— Меня зовут Константин.

— Если хотите, назовите свою фамилию. Но это не обязательно.

— Мне скрывать нечего. Моя фамилия — Самойлов. Константин Самойлов.

— Константин, мы вас внимательно слушаем. Весь город замер перед радиоприёмниками в ожидании вашей исповеди.

— Сразу хочу сказать — моя история абсолютно, правдива. Какой бы невероятной она вам ни показалась.

— Начало интригующее. Продолжайте.

После этих слов Ксюха поднялась со своего места и встала между Костей и пультом, заслоняя от него кнопку прямого эфира. Она незаметно её выключила. Но Костя этого не заметил и продолжал:

— Я знаю, что после этой исповеди меня ждёт тюрьма. И знаю, что заслужил её. Я говорю об этом на весь город не для того, чтобы покрасоваться или добиться смягчения наказания. — Костя перевёл дыхание. — Я хочу, чтобы, меня услышала девушка, перед которой я виноват больше всех. Катя, я ругал тебя за твоё признание в прямом эфире, а теперь понимаю, что мне самому есть что рассказать. В первую очередь — тебе. Ты согласилась стать моей женой, но не решилась открыть свой секрет. Узнав о нём, я решил, что ты хотела меня обмануть. Хотя теперь понимаю, что ты просто боялась, что я плохо отнесусь к твоей тайне. А я ушёл и бросил тебя в трудную минуту. Я думал: я столько для неё сделал в последнее время, и вот как она меня отблагодарила. А на самом деле всё, что я делал, я делал для себя. Я хотел стать богатым и в результате связался с опасным преступником, которого сейчас разыскивает милиция. Это бывший смотритель маяка — Михаил Родь. Благодаря мне он оказался на свободе и теперь может уничтожить весь город.

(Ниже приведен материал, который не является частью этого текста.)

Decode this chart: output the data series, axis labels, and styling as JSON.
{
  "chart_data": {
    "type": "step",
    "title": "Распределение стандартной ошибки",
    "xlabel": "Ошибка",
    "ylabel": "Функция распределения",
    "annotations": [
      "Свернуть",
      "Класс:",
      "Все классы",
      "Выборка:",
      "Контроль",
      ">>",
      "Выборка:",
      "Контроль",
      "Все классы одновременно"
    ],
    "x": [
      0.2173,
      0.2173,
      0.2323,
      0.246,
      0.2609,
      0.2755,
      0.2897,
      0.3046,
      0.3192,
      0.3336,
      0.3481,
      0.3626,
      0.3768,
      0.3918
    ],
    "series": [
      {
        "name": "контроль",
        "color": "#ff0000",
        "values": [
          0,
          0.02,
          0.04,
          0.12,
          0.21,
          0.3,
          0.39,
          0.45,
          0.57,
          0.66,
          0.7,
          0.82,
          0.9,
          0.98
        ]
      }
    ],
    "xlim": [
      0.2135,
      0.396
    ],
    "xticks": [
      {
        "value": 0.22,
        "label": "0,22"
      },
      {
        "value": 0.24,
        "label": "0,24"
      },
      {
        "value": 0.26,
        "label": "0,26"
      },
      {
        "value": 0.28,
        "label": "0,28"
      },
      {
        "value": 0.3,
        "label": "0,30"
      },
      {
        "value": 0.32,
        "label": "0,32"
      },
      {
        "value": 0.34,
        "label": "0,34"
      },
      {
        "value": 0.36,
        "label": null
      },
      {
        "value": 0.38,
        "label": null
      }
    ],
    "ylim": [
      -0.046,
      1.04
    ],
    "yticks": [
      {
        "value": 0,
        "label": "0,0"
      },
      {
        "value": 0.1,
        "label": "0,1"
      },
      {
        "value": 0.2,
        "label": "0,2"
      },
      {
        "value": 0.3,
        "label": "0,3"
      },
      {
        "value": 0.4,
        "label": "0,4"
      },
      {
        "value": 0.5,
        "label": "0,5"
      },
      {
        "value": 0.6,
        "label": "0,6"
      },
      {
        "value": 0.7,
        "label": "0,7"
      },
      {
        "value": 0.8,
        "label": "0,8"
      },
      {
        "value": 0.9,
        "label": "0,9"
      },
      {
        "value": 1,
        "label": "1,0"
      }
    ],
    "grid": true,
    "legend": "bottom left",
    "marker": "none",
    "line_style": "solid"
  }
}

Ксюха замерла, слушая это Костино признание.

— Костя, так ты что, хочешь сказать, что именно ты организовал побег опасного преступника из тюрьмы? — спросила она.

Костя кивнул:

— Да.

— Так, может быть… Он заставлял тебя помогать ему? Шантажировал? Угрожал? — предположила Ксюха.

— Нет, нет и нет. Он не заставлял меня идти на этот шаг. Всё было добровольно. Он не шантажировал меня ничем. И он не угрожал мне. Я не боялся Михаила Родя и не боюсь.

Тут Ксюха заговорила уже не как журналистка, а как обычный человек:

— Боже мой, какой кошмар… В голове не укладывается! Но ведь он… ужасный человек. Как ты мог, Константин?

— Он не ужаснее многих из нас, — заметил Костя. — Я понимаю, подобное утверждение может прозвучать дико, но это так.

— Ты защищаешь преступника? — не понимала Ксюха.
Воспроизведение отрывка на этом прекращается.